Strengths and limitations of this study
Our study has some limitations because of the use of secondary data, including missing important variables, maternal demographics and clinical characteristics like age, Viral load, and ART adherence rate, making it difficult to interpret the findings. The findings may be associated with biases from non-representative participants because data were collected from the facilities with data completeness. We were faced with challenges in controlling for inconsistencies and missing variables, which are significant in assessing the risk of vertical transmission of HIV. The missing follow-up testing outcomes for infants exposed to HIV who tested negative from the first test, and we were unable to conclude the final status of the HIV DNA-PCR test for those who tested negative after the first test. It was difficult to establish when the HIV infection occurred after the child missed a first test at the age below six weeks and the contribution factors of infections. We were unable to identify the infants who were given mixed food from the complementary feeding group. We were unable to differentiate between utero and perinatal HIV transmission. However, the study provides preliminary insights into the PMTCT program’s effectiveness.

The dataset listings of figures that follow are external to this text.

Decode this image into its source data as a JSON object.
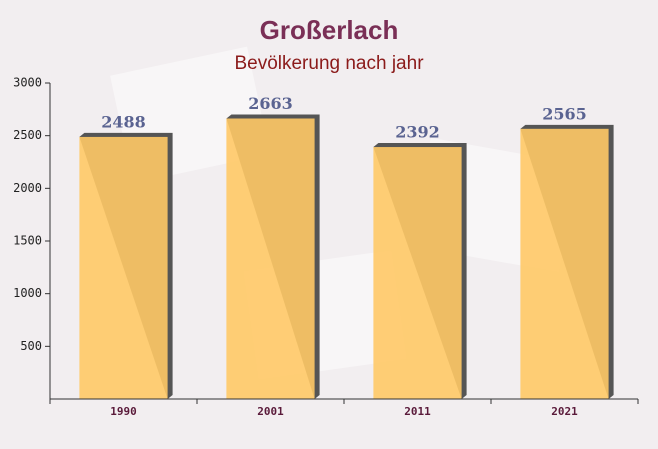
{
  "chart_data": {
    "type": "bar",
    "title": "Großerlach",
    "subtitle": "Bevölkerung nach jahr",
    "categories": [
      "1990",
      "2001",
      "2011",
      "2021"
    ],
    "values": [
      2488,
      2663,
      2392,
      2565
    ],
    "color": "#ffc966",
    "ylim": [
      0,
      3000
    ],
    "yticks": [
      500,
      1000,
      1500,
      2000,
      2500,
      3000
    ],
    "grid": false
  }
}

The large sample size we used in the study from OpenLDR, the national laboratory data repository, increased the accuracy of the findings.
Conclusions
Overall, we found a low prevalence of vertical transmission of HIV in infants exposed when compared to previous studies done in Tanzania. The use of ART prophylaxis for infants exposed to HIV is significantly associated with the low rate of HIV transmission. We recommend further studies to be done to validate the findings of this study on a larger scale.
Ethical approval
We obtained permission to use routine data from the Ministry of Health, Tanzania, Ref. No. BA.1/107/01/27B dated 30 August 2023. We anonymised the data before it was analysed to ensure patient confidentiality.
Authors’ contributors
PRT, LU, MVM, and AJ participated in the conception and study design. PRT, JNA, DJO, FMS, JM, LM, and TPM were involved in data collection and cleaning. PRT, LU, MVM, AJ were involved in data analysis, interpretation and drafting of the manuscript. MR, MAN, MM, MC, HC, GDM reviewed and aligned the manuscript to national guidelines requirements. AM, GE, ASM, RJ, AK reviewed the final manuscript. All authors read and approved the final manuscript.
Acknowledgments
We are very grateful to the Muhimbili University of Health and Allied Sciences, Ministry of Health, PMTCT department, Tanzania Field Epidemiology and laboratory management program.
Disclosure statement
The authors report there are no competing interests to declare.
Data availability statement
The data supporting this study’s findings are available from the National AIDS Control Program under the Ministry of Health.